On s’aperçoit de la difficulté de légiférer trop vite sur une pareille matière en constatant que, malgré toutes ses bonnes intentions, le Congrès de la Paix, loin d’établir une paix durable, n’a réussi qu’à engendrer de nouveaux germes de conflits ajoutés à tous ceux existant déjà.

Ses décisions ont eu en effet pour résultat immédiat de réveiller les appétits, assoupis par le temps, d’une foule de petites nationalités qui prétendent toutes, maintenant, s’agrandir violemment aux dépens de leurs voisines.

Le Congrès n’a donc fait qu’épaissir encore l’atmosphère de haines dont le monde était enveloppé.

Les conséquences de ces haines se manifestent déjà dans toute l’Europe. Sans parler des peuples que sépare l’horreur créée par des montagnes de cadavres et des dévastations sans pitié, nous voyons se déchirer les nouveaux États à peine formés. Ils n’ont même pas attendu d’être entièrement constitués pour se livrer de féroces combats.

La seule œuvre véritablement utile du Congrès eût été non d’établir une Société des Nations actuellement impossible mais bien de préparer une ligue entre quelques nations, c’est-à-dire une sorte de Société d’assurance contre le peuple qui menacerait la paix du monde.

Si l’Allemagne était convaincue que plusieurs grandes puissances se tourneraient contre elle en cas d’attaque, elle renoncerait sûrement à déclencher cette attaque.


Dans le but de prouver l’efficacité qu’aurait pu avoir une Société des Nations pour empêcher la guerre, M. Wilson, oubliant que cette Société existait déjà et possédait un tribunal à La Haye, assure que « l’Allemagne n’aurait jamais pu déclarer la guerre si elle avait laissé le monde ouvrir la discussion à propos de l’agression de la Serbie, fût-ce seulement durant l’intervalle d’une semaine ». Et il ajoute encore que, si l’Allemagne avait été sûre de l’appui que l’Angleterre apporterait à la France, elle eût renoncé à déchaîner le conflit.

On peut défendre ces opinions ; mais leur auteur est-il bien certain que le conflit retardé n’eût pas éclaté plus tard et, peut-être, dans des circonstances où la France n’aurait pas trouvé d’alliés ? L’affaire du Maroc, l’accroissement constant des forces militaires, et les publications pangermanistes montrent à quel point l’Allemagne préparait la lutte.

J’ai toujours soutenu que l’empereur Guillaume était probablement l’homme qui la souhaitait le moins, mais qu’il ne put résister à la pression de l’opinion.

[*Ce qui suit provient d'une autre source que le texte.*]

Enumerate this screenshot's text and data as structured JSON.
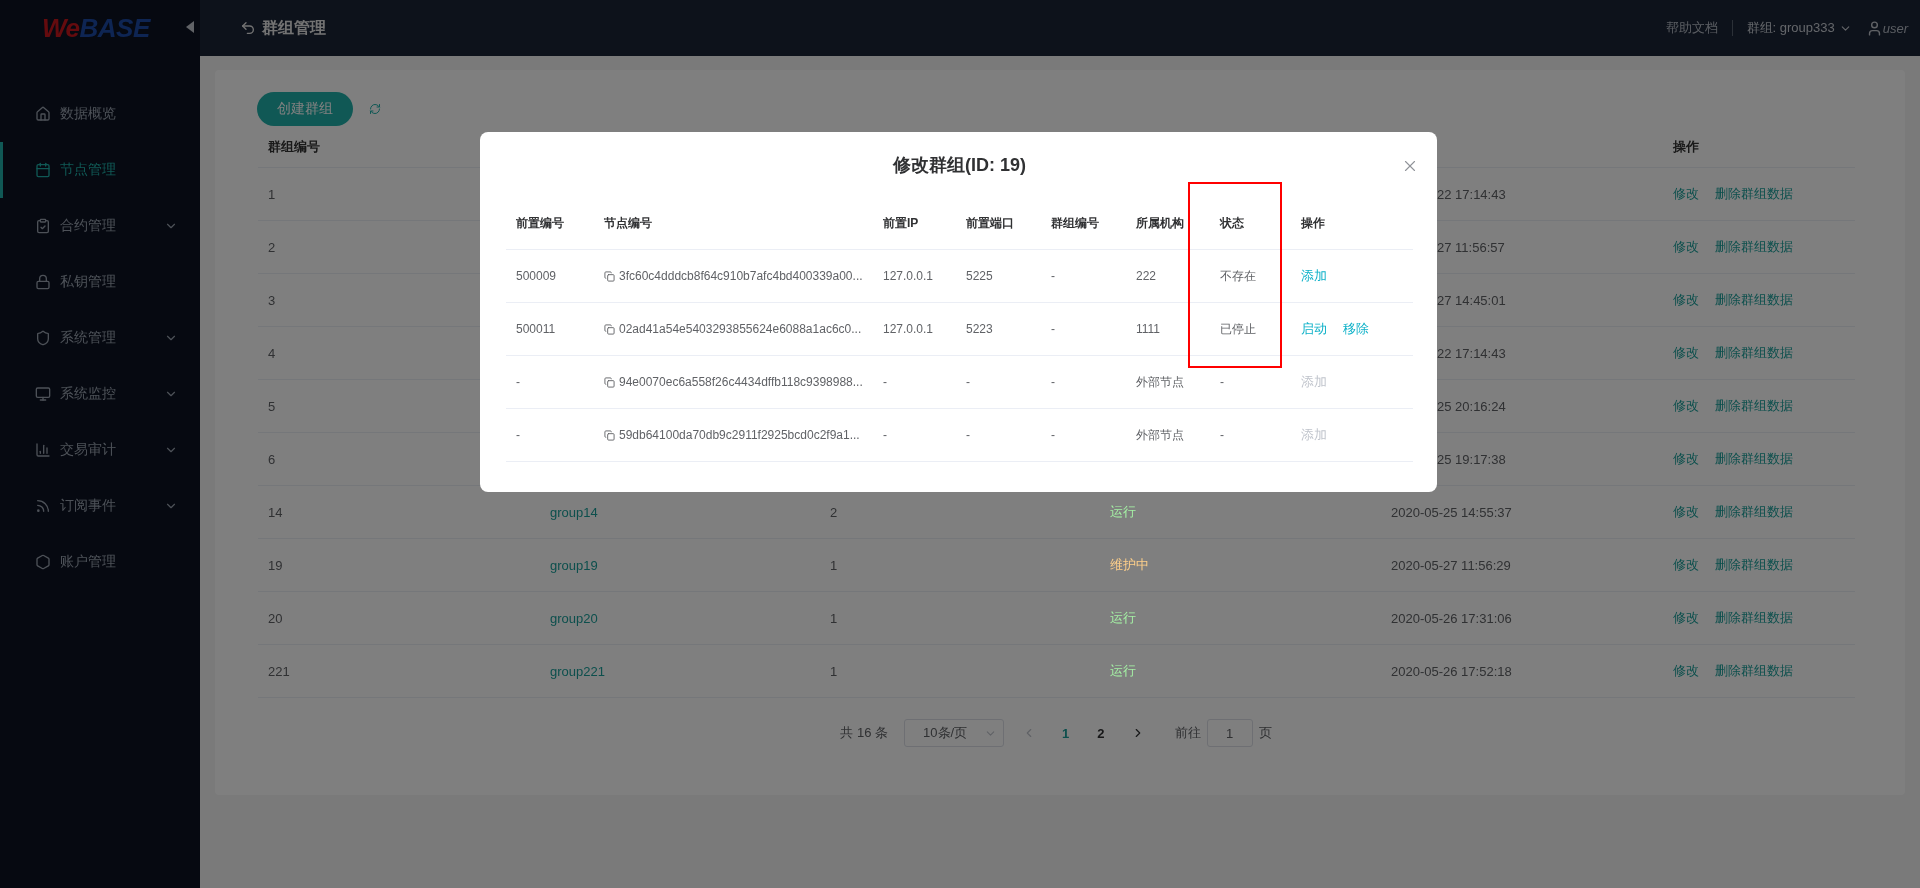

Toute l’Allemagne réclamait la guerre, par la voix de ses historiens, de ses philosophes, de ses généraux et même de ses industriels. Jamais conflit ne fut aussi populaire.

Quand un peuple souhaite la guerre, et les peuples deviennent parfois plus belliqueux encore que leurs gouvernants, aucun tribunal international ne saurait l’empêcher. Un congrès sera toujours bien faible contre la formidable puissance des croyances et des passions qui, à certains moments de la vie des nations, les précipitent les unes contre les autres.

On le voit déjà par les luttes dont je parlais plus haut entre les États nouveaux, que les illusions humanitaires des hommes politiques ont laissé naître. Tous ces petits peuples ont un besoin absolu des Alliés, ils vivent dans une misère profonde, et, cependant, ils ne peuvent s’empêcher de se déchirer avec fureur. Les haines collectives déchaînées par les rivalités d’intérêts, de passions et de croyances restent toujours sourdes à la voix de la raison.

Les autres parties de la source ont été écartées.